3 Comments on “Strategic Human Capital Paradoxes…”

  1. srp says:

    Ooh, ooh, can I play? (Not going to be at AOM this year.)

    The first two paradoxes (rent to human capital and who is a firm) are basically unit of analysis and self-reference problems. Unit of analysis means who is the decision maker our theories and advice are meant to assist and what stakeholders are included in his objective function. Self-reference in this context means that we can’t include understanding of the theory we are propounding as a source of human capital without creating a logical paradox. Step around these two issues with clear definitions and the problems can be avoided.

    Firm-specific human capital is, by definition, less valuable outside the firm where it is relevant. Your point is that the acquisition of such human capital may be correlated with the possession of a general trait in the worker that makes him more willing or able to make such investments. So possessing firm-specific human capital at Firm A is a credible signal that one will be willing and able to do the same at Firm B. Maybe–but this seems like a perilous assumption given the vicissitudes of employee aging, different firm contexts and cultures, etc. For example, a near-the-end-of-his-career big-shot academic moving to a less-prestigious school in return for a big salary may not be your best bet for an investment in institution building at his new locale.

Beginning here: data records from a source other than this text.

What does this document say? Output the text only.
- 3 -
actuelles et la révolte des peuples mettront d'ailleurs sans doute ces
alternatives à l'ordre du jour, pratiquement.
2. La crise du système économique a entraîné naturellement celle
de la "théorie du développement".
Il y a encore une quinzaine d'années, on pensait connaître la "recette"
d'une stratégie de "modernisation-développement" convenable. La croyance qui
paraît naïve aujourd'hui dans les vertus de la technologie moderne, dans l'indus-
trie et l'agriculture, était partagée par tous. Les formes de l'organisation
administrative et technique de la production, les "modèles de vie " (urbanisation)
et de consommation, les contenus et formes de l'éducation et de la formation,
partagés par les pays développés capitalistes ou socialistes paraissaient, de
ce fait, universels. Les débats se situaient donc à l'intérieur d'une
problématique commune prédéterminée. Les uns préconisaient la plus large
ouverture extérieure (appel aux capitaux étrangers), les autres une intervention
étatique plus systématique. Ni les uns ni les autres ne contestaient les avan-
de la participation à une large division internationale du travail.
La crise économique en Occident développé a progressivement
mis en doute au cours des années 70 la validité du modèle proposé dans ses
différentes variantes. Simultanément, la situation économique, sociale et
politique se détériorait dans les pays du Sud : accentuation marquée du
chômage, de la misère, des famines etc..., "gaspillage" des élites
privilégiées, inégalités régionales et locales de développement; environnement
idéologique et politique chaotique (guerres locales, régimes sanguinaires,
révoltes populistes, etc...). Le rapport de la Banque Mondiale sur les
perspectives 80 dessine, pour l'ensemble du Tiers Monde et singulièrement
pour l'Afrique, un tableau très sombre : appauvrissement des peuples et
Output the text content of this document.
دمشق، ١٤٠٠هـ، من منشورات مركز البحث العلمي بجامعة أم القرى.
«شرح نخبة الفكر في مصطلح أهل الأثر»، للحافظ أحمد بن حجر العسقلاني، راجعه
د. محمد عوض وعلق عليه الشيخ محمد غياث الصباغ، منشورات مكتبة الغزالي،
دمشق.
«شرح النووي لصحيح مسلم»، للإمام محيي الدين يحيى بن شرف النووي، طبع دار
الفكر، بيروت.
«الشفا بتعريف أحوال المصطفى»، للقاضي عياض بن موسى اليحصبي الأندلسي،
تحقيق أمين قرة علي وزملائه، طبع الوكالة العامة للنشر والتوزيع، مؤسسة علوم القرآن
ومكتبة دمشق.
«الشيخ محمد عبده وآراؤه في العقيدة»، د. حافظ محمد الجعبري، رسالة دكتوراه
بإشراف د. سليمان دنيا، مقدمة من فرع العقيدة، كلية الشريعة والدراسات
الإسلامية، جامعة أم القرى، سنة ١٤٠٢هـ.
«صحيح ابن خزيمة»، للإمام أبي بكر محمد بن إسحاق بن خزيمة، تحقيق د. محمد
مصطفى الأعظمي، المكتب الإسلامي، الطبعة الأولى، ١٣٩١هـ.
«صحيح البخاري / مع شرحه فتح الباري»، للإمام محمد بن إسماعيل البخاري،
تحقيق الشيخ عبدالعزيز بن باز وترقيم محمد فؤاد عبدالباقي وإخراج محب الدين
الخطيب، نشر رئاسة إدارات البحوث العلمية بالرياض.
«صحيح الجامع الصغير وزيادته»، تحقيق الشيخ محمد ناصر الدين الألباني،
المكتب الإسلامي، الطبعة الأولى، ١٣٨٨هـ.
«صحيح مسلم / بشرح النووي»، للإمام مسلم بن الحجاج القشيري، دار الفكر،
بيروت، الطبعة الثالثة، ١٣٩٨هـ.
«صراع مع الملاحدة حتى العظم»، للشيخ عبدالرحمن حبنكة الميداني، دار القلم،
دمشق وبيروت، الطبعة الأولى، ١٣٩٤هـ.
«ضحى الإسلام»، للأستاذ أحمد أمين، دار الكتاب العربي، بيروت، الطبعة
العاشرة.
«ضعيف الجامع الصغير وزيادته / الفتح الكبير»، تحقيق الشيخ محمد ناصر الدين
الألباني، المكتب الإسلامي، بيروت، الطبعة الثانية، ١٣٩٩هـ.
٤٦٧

    Do HR departments matter? No.

    Do high-performance work systems matter? Here’s the thing–I’m not sure you need co-specialization to a particular firm’s idiosyncracies to get them to matter. I’m teaching corporate strategy this summer and so once again mulling the issue of conglomerates like Danaher and GE. Danaher is pretty focused on manufactured products where high precision is called for, but the range of markets is fairly broad (e.g. medical instruments and motor controllers). Yet they hit every acquired firm with a full indoctrination into the Danaher Business System, a combination of tight financial controls and 1980s-style Japanese lean manufacturing concepts (I picture the CEO clinging to his Member’s Only jacket as he participates in kaizen exercises with the newbies). And it does seem to raise the productivity and quality of the acquired firms (maintaining innovation is another matter), even though the techniques are pretty generic. But only some of the managers from the acquired firm are able to transition to the new system–others wash out, can’t stand it, or are fired right away as not fitting in. So why are there still target firms that this generic set of practices can improve? The barriers to implementation may be more along the lines that Gibbons and Henderson have been pushing, having to do with relational contracts causing cultural stickiness, than any sort of co-specialization.

    Feel free to use or mock any of these ideas at the PDW.

  2. RussCoff says:

    Those are excellent points Steve — go to the head of the class.

    The perspective issue is at the forefront. It is probably clear that an academic endeavor aimed at legitimating a functional area (like HR) is not ideal. However, strategy faces a similar problem if we seek to serve (often atomized) external investors.

    The MA example is illustrative and clearly implementation problems are a factor (and this is what HR folks typically argue). A key difference is the presence of a cadre of professional HR managers and related professional organizations dedicated to transferring such best practices.

    • srp says:

      Whom do we serve? That has both normative and descriptive dimensions. Descriptively, we usually act as though we are serving the loyal managerial agents of a firm’s owners. Certainly we don’t put any effort into advising managers on how to screw their own shareholders.

      At Danaher, HR helps manage the administration of the DBS indoctrination, but I got the impression from the case that the actual exercises were conducted by functional managers on loan from manufacturing, finance, etc. Is it typical to have HR people who would know about statistical process control, TQM, just-in-time inventory, etc. at a nuts and bolts level? I would think not.